Nous traversions toute la rue, jusqu’à la grande avenue pour aller acheter les zalamites et rendre la bouteille de lait en consigne.
Assis devant son magasin, sur la chaise en osier et l’éventail à la main, l’ipicié ne souriait jamais sinon qu’à ceux dont il pesait la commande par la grosseur du couffin.
Il grommelait à mon passage, visiblement insignifiant en flouses. Son regard d’aigle était malicieusement ensommeillé pour ne pas faire croire à sa vigilance.
Une fois entrés, on savait que M’hamed mettrait en marche ses yeux qu’il avait dans le dos et qu’il remarquerait la moindre batata en moins. Il avait une balance à poids dans le cerveau.
Mémoire d’un Oranais (18) : Tu es arabe, musulman, épicitou !
Pas de grandes discussions avec l’ipicié, il économisait ses mots comme il économisait ses sous. La parole n’est rentable qu’avec les gros couffins.
Alors il se faisait attendre, on ne sait jamais s’il pouvait vous arracher la dernière vente, le dernier espoir pour lui de rentabiliser la sieste que vous venez de lui gâcher.
Il s’approche du comptoir en bois aussi lourd que le trône du Dey d’Alger et prend avec dédain la bouteille de lait en consigne, en encaissant la nouvelle ainsi que les zalamites. Et pendant qu’il vous regardait d’un œil l’autre était dirigé vers la porte.
À peine avait-il rendu les quelques dourous de monnaie qu’il se précipite vers la porte en sortant son sourire commercial hilare, ses courbettes et ses chapelets de salamaleks.
Houari l’entrepreneur était rentré dans l’échoppe. Celui qui connaissait le coulounel et qui avait la première Mercedes du quartier.
Dès cet instant M’hamed était en transe, son tiroir-caisse allait danser. Sa nouvelle chachia qu’il allait s’acheter ferait pâlir de jalousie le commerçant d’en face, Sid ‘Ali.

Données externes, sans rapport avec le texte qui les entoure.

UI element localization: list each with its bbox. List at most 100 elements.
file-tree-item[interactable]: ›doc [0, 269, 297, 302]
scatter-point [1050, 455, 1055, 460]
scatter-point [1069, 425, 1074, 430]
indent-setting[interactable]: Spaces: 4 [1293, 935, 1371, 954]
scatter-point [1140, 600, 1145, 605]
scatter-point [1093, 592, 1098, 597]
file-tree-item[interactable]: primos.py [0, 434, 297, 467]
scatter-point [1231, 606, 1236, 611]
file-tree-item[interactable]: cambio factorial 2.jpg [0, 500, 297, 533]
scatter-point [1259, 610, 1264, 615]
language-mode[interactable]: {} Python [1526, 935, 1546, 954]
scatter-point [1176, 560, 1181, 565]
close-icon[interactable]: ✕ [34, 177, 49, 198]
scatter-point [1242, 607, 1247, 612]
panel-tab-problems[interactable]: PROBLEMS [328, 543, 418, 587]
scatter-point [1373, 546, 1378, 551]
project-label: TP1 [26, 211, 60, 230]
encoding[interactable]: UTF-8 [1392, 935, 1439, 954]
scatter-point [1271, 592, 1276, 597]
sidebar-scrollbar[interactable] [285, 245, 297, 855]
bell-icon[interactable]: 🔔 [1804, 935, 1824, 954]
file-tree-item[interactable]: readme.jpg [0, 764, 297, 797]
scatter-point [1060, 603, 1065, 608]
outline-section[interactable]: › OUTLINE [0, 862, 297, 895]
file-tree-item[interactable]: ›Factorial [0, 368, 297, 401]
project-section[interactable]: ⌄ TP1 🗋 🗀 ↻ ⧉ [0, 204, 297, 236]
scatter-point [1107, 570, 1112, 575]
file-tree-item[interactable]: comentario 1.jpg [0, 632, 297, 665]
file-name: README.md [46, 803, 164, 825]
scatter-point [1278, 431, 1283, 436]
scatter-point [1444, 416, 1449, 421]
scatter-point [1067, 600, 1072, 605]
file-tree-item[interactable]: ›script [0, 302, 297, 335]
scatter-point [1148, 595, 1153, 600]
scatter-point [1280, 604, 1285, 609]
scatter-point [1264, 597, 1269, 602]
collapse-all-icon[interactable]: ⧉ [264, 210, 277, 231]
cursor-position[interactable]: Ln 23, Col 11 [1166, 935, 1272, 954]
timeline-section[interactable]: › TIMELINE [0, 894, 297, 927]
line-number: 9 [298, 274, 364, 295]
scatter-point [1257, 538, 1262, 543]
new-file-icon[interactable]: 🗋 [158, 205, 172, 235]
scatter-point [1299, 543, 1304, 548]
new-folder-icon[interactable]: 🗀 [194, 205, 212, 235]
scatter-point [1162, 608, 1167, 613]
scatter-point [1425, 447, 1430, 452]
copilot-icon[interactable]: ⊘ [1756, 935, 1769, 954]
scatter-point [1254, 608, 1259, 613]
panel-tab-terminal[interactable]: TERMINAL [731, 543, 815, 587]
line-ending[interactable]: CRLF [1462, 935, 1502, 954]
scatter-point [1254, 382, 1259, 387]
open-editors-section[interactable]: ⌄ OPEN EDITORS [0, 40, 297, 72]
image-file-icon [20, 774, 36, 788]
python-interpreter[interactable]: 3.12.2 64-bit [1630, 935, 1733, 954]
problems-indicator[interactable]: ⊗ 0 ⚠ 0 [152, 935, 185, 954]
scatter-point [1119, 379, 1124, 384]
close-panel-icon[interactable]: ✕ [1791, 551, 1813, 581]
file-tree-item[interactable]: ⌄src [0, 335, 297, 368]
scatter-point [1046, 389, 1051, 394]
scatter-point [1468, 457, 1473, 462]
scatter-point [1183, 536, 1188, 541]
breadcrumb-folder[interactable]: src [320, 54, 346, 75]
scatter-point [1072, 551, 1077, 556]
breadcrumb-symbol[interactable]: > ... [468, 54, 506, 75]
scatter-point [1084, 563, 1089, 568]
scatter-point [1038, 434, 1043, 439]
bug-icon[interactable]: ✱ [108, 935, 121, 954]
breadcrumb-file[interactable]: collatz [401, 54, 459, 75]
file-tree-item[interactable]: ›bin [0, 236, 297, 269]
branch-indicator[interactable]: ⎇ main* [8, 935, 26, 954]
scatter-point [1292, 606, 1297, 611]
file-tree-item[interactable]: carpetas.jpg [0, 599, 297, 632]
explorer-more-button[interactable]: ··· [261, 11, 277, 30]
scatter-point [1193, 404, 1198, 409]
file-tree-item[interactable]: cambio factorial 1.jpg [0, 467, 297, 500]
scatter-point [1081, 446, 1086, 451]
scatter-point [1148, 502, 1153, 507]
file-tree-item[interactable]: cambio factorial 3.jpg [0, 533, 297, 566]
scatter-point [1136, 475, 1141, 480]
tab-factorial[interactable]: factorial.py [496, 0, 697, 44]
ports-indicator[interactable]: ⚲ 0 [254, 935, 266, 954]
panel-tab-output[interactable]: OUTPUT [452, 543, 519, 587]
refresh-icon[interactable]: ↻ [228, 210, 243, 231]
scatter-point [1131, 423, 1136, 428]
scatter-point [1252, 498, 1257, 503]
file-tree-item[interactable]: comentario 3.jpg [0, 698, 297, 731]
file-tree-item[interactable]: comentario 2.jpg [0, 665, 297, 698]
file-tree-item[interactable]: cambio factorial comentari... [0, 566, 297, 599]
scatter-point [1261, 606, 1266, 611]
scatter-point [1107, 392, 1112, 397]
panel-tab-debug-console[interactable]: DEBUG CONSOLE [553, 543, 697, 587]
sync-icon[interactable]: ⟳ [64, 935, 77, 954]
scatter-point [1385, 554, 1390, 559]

L’ennemi, le traître et le voleur comme il le répétait souvent à ses clients pour les dissuader de ne pas y aller.
Quelques années plus tard, le magasin de M’hamed fut tristement déserté, c’est que la mairie avait fait construire un Souk el Fellah en face des Halles d’Oran.
Mais n’allez pas croire, M’hamed, dourou par dourou, couffin par couffin et après des milliers de courbettes avait fini par construire sa villa au village avec un énorme garage.
Pas stupide, M’hamed, les zalamites et la bouteille en consigne, c’est lui qui les produirait dorénavant.
Depuis des années j’ai recherché un éventail comme celui de M’hamed, celui qui lui apportait la fraîcheur et chassait les mouches lorsqu’il était assis à la porte du magasin.
Je ne l’ai jamais retrouvé, comme ma jeunesse dans le quartier de M’hamed l’ipicié.